La comunità di scienziati indiani dell’Istituto di Oncologia Molecolare di Milano si prepara a festeggiare il Diwali, la tradizionale festa delle luci, che quest’anno si celebra il 20 ottobre 2025. Per circa un miliardo di persone nel mondo, questo evento rappresenta un momento di riflessione e celebrazione della propria cultura. I ricercatori indiani, che operano all’interno dell’Ifom, sono un gruppo di 10 professionisti, di cui 3 donne e 7 uomini, che hanno scelto di portare avanti i loro progetti scientifici nella metropoli lombarda, contribuendo così a un ambiente di ricerca vivace e internazionale.
Il Diwali all’ifom di Milano
Il Diwali, che si celebra nel 14esimo giorno della luna calante del mese lunare di Karttika, è un’occasione speciale per la comunità indiana di Milano. Quest’anno, la festa sarà ulteriormente arricchita dalla visita del Console Generale dell’India a Milano, Lavanya Kumar, che ha un background scientifico e desidera conoscere le attività svolte dai ricercatori indiani presso l’Ifom. Questo incontro rappresenta un’importante opportunità per rafforzare i legami tra la comunità scientifica indiana e le istituzioni italiane, sottolineando l’importanza della ricerca e della collaborazione internazionale.
La comunità di 280 ricercatori dell’Ifom è composta per il 25% da stranieri, provenienti da 30 Paesi. Gli scienziati indiani, che hanno trovato un ambiente stimolante e accogliente, si sono distinti per la loro continuità e il loro impegno nel campo della ricerca oncologica. Molti di loro hanno conseguito la laurea in biologia, medicina, ingegneria e informatica, competenze fondamentali nella lotta contro il cancro. Alcuni di questi ricercatori, come Bhat e Narayani Ganesh, hanno scelto di rimanere in Italia dopo aver conseguito il dottorato nel 2012, contribuendo così alla crescita della comunità scientifica locale.

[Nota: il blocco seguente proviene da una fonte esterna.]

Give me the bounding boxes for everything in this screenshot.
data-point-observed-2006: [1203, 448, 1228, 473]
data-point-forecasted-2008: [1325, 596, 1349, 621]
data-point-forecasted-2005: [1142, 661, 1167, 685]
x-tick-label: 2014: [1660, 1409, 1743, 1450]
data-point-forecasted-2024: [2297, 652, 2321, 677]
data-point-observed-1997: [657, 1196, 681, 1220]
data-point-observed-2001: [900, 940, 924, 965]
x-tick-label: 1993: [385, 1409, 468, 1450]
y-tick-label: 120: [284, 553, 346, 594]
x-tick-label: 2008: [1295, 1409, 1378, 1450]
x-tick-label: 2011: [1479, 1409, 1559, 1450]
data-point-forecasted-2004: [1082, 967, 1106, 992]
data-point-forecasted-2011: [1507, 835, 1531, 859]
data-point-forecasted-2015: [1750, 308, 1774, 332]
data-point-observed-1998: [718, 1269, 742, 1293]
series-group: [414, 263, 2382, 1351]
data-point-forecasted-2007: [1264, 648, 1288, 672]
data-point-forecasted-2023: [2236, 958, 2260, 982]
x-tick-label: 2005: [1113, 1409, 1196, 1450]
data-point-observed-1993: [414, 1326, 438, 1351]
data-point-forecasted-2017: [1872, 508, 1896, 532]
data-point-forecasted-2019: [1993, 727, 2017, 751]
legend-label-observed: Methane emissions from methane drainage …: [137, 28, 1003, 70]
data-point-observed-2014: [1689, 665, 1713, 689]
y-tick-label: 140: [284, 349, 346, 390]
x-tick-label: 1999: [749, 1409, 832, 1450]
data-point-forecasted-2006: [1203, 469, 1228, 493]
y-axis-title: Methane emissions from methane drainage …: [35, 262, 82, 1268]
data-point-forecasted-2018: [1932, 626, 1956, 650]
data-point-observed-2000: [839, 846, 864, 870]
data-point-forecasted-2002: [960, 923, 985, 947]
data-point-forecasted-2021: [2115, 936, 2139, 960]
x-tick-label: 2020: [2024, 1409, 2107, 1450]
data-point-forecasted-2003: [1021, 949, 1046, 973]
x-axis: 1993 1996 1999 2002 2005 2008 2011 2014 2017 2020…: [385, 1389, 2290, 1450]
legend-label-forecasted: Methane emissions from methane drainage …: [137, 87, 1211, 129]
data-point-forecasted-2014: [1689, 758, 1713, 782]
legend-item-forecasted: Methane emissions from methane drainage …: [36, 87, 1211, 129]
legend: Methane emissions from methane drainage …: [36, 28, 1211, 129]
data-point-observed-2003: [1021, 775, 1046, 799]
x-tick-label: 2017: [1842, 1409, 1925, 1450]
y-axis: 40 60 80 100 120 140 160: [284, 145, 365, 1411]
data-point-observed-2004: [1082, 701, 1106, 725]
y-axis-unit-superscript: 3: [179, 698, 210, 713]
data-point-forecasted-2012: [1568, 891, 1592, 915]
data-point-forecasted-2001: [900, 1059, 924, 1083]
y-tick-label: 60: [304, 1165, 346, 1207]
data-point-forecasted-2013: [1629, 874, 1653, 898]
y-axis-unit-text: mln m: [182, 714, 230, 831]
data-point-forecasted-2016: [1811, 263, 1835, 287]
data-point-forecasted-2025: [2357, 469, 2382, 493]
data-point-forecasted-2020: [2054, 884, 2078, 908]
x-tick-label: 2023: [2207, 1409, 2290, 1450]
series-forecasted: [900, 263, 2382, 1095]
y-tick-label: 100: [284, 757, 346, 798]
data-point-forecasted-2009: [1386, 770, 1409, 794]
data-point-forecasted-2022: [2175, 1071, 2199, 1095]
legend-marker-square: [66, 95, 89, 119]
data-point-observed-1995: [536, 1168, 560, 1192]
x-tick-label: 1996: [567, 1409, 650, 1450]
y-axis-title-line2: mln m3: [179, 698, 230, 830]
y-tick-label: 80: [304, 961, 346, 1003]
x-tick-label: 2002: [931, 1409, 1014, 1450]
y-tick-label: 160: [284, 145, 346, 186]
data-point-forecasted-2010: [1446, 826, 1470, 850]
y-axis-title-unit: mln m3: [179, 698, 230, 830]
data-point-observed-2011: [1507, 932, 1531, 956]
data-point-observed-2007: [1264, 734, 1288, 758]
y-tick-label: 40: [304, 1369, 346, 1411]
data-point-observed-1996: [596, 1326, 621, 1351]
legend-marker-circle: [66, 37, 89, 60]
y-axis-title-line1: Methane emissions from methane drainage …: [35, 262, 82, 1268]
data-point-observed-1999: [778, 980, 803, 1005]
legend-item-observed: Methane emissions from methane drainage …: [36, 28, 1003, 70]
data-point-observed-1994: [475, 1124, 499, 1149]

Le esperienze dei ricercatori indiani
Bhat, uno dei ricercatori indiani, ha condiviso le sue impressioni sulla vita a Milano, evidenziando come la città riesca a mantenere un equilibrio tra lavoro e vita privata. La sua esperienza è caratterizzata da un forte senso di ambizione e dalla volontà di eccellere nella ricerca. Bhat ha anche menzionato l’importanza dei valori culturali e morali che lo accompagnano nel suo percorso professionale. La cucina italiana ha trovato un posto speciale nella sua vita, con piatti come gli spaghetti aglio, olio e peperoncino che occupano un posto d’onore nella sua lista di preferenze culinarie.
Ramveer Choudhary, un altro membro della comunità, ha sottolineato l’importanza dello scambio interdisciplinare e dell’innovazione all’interno dell’Ifom. Con un background in biologia molecolare, Ramveer ha trovato a Milano un ambiente collaborativo e ricco di risorse. La sua vita personale è stata influenzata dalla ricerca, avendo incontrato l’amore della sua vita, una scienziata di Bolzano, con cui ha avviato una relazione a distanza.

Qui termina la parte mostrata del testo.